Joel Plaskett - La De Da - Release Date: Out Now
It's a long way to Arizona, and it's a longing that carries Joel Plaskett home to Halifax. His new album, La De Da, is about what happens when you know you have to go away; what happens when you know you have to go home; and what you do on the road in between.
Plaskett recorded La De Da far from home, in Phoenix, AZ, when a fan made him an offer he literally couldn't refuse.
Although Bob Hoag first invited Plaskett to record at his Flying Blanket studio about two years ago, at first the seasoned indie rocker didn't do anything about it.
"But when I was thinking of making another record," says Plaskett, "I e-mailed Bob and said 'What are your rates?' Toying with the idea. He e-mailed me back and said 'I'd love to have you here. I'll record you for free and you can stay at my house. My wife and I, we've got a pool,'" says Plaskett, laughing broadly at his own good fortune.

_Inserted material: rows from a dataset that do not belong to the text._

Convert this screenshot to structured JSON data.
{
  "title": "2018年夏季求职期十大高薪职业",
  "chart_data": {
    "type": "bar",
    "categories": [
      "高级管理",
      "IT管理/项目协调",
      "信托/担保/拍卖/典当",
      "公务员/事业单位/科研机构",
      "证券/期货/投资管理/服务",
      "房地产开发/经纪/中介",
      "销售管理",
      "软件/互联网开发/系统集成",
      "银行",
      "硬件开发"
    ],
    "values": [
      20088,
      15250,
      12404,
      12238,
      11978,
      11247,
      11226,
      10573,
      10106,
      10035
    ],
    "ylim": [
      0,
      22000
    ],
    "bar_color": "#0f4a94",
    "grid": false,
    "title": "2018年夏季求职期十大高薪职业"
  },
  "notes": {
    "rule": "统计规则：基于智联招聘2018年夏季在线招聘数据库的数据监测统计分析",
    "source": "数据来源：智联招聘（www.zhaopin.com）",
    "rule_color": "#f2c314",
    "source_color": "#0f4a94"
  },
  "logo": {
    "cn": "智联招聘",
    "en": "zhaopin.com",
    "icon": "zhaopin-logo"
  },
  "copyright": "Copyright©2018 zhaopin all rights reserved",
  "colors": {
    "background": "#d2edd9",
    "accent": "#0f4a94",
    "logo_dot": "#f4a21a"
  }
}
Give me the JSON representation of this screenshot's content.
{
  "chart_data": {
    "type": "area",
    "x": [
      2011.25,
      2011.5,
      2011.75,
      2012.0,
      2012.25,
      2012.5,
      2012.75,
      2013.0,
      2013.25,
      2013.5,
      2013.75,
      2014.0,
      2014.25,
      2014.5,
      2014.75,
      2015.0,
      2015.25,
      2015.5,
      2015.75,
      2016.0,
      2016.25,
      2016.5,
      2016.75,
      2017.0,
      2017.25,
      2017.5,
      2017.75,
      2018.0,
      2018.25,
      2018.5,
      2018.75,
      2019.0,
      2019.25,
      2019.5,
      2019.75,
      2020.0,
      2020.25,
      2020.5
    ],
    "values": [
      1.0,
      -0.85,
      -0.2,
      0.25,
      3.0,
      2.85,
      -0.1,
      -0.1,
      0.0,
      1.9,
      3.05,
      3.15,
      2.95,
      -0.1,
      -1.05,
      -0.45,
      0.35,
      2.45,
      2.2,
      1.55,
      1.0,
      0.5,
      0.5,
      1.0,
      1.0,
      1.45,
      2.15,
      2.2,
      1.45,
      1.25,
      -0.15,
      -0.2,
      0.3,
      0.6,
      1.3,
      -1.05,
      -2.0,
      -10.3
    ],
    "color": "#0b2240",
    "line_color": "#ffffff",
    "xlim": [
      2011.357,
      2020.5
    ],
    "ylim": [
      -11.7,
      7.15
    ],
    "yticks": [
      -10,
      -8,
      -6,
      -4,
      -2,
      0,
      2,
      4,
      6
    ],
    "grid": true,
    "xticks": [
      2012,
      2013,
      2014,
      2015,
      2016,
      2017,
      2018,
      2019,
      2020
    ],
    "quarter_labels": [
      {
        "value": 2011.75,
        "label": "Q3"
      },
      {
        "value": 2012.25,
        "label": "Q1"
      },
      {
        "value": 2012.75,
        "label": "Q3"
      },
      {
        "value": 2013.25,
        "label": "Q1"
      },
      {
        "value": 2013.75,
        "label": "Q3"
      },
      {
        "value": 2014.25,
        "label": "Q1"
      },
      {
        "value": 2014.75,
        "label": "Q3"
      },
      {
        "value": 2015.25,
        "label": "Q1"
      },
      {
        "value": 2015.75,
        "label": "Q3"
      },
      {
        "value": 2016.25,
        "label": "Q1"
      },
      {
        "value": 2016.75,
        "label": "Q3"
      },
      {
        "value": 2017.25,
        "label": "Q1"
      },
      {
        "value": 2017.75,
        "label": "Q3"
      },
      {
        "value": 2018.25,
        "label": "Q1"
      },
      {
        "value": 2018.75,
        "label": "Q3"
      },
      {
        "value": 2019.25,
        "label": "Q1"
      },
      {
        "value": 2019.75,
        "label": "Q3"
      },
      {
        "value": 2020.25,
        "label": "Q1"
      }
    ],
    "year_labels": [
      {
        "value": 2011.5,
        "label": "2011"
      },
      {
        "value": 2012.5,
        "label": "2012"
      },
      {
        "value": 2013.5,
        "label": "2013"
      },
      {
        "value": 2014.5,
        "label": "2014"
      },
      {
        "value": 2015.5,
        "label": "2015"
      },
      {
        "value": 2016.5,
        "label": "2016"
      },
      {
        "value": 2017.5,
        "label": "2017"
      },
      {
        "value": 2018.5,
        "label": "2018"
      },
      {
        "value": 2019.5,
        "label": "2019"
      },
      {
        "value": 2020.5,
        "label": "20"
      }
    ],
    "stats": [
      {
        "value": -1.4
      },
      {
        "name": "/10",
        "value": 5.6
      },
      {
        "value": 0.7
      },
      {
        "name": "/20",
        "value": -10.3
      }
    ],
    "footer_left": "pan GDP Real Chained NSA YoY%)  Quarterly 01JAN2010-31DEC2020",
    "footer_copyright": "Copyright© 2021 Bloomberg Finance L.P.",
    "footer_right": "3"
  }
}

By the time he got to Phoenix, Plaskett had driven clear across the continent in his old Suburban truck. The trip was something like the travelogue described in one of his best new songs, a lazy, panoramic riff-rocker called "Natural Disaster: "I left Nova Scotia/ Headed down the coast / Tore a strip off Memphis/ Before I left for Roanoke / I punished Pecos County/ And headed for Las Cruces." Not to mention the barren badlands, and a Texas tornado.

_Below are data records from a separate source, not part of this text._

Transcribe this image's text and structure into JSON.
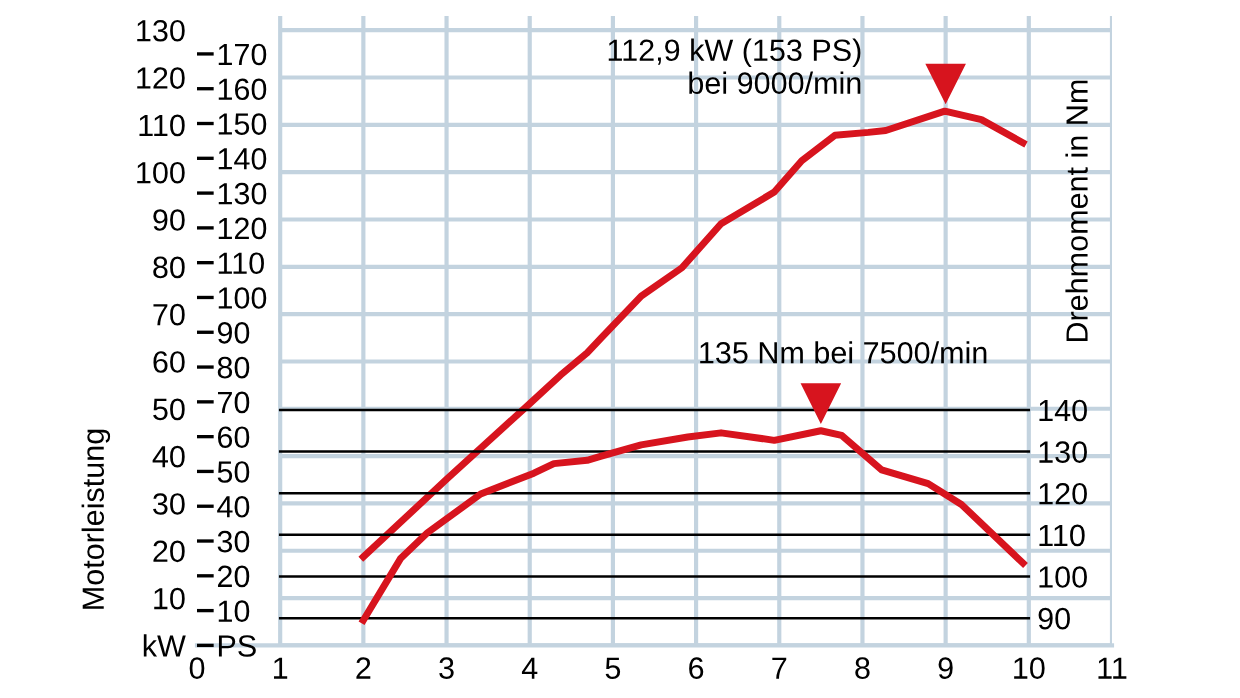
{
  "chart_data": {
    "type": "line",
    "ylabel": "Motorleistung",
    "y3label": "Drehmoment in Nm",
    "series": [
      {
        "color": "#d7141e",
        "axis": "y",
        "x": [
          2,
          3.0,
          4.0,
          4.37,
          4.69,
          4.86,
          5.34,
          5.83,
          6.3,
          6.94,
          7.27,
          7.67,
          8.07,
          8.28,
          8.99,
          9.43,
          9.93
        ],
        "values": [
          18.7,
          35.1,
          51.1,
          57.1,
          61.8,
          65,
          73.8,
          79.8,
          89.1,
          95.8,
          102.4,
          107.8,
          108.4,
          108.8,
          112.9,
          111.1,
          106.2
        ]
      },
      {
        "color": "#d7141e",
        "axis": "y3",
        "x": [
          2,
          2.45,
          2.77,
          3.41,
          4.05,
          4.29,
          4.69,
          4.86,
          5.34,
          5.9,
          6.3,
          6.94,
          7.5,
          7.75,
          8.23,
          8.79,
          9.19,
          9.93
        ],
        "values": [
          89.5,
          104.4,
          110.5,
          119.8,
          124.8,
          127.1,
          127.9,
          128.9,
          131.6,
          133.5,
          134.5,
          132.7,
          135,
          133.9,
          125.6,
          122.3,
          117.3,
          103.2
        ]
      }
    ],
    "xlim": [
      0,
      11
    ],
    "xticks": [
      0,
      1,
      2,
      3,
      4,
      5,
      6,
      7,
      8,
      9,
      10,
      11
    ],
    "ylim": [
      0,
      133
    ],
    "yticks": [
      {
        "value": 0,
        "label": "kW"
      },
      10,
      20,
      30,
      40,
      50,
      60,
      70,
      80,
      90,
      100,
      110,
      120,
      130
    ],
    "y2lim": [
      0,
      180.9
    ],
    "y2ticks": [
      {
        "value": 0,
        "label": "PS"
      },
      10,
      20,
      30,
      40,
      50,
      60,
      70,
      80,
      90,
      100,
      110,
      120,
      130,
      140,
      150,
      160,
      170
    ],
    "y3lim": [
      83.45,
      234.6
    ],
    "y3ticks": [
      90,
      100,
      110,
      120,
      130,
      140
    ],
    "annotations": [
      {
        "text": "112,9 kW (153 PS)\nbei 9000/min",
        "x": 9,
        "y": 112.9
      },
      "135 Nm bei 7500/min"
    ],
    "grid": true,
    "marker": "none",
    "line_style": "solid",
    "legend": false
  }
}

"I didn't have all the songs done, and I wanted to present myself with a challenge," says Plaskett. "A chunk of time on my own where I would just be traveling and thinking about the record. But when I got there, I still didn't know exactly what I was gonna record."
Which left a lot of room for spontaneity (like vocal asides, thuds and clunks).
Even if Plaskett did play almost all of the instruments himself. "With my last album, Truthfully Truthfully, I demo'ed everything and was going for a kind of 'modern rock' sound," says Plaskett. "But with this record, I didn't know what I was doing!" he adds, laughing. "I'd never played 'Lonely Love' for anybody. I had no idea how it was going to go, and I wrote two of the lines as the mike was on. I tried to let the ideas flow through and not second-guess them. The album was recorded in about two weeks."
Although it contains his travels, La De Da is bookended by songs rooted in Halifax, and in Plaskett's memories of his good old early days: The mid-'90s, when he led Thrush Hermit - alongside Sloan, Eric's Trip and jale - to glory, as the then-booming Haligonian scene went from local to international.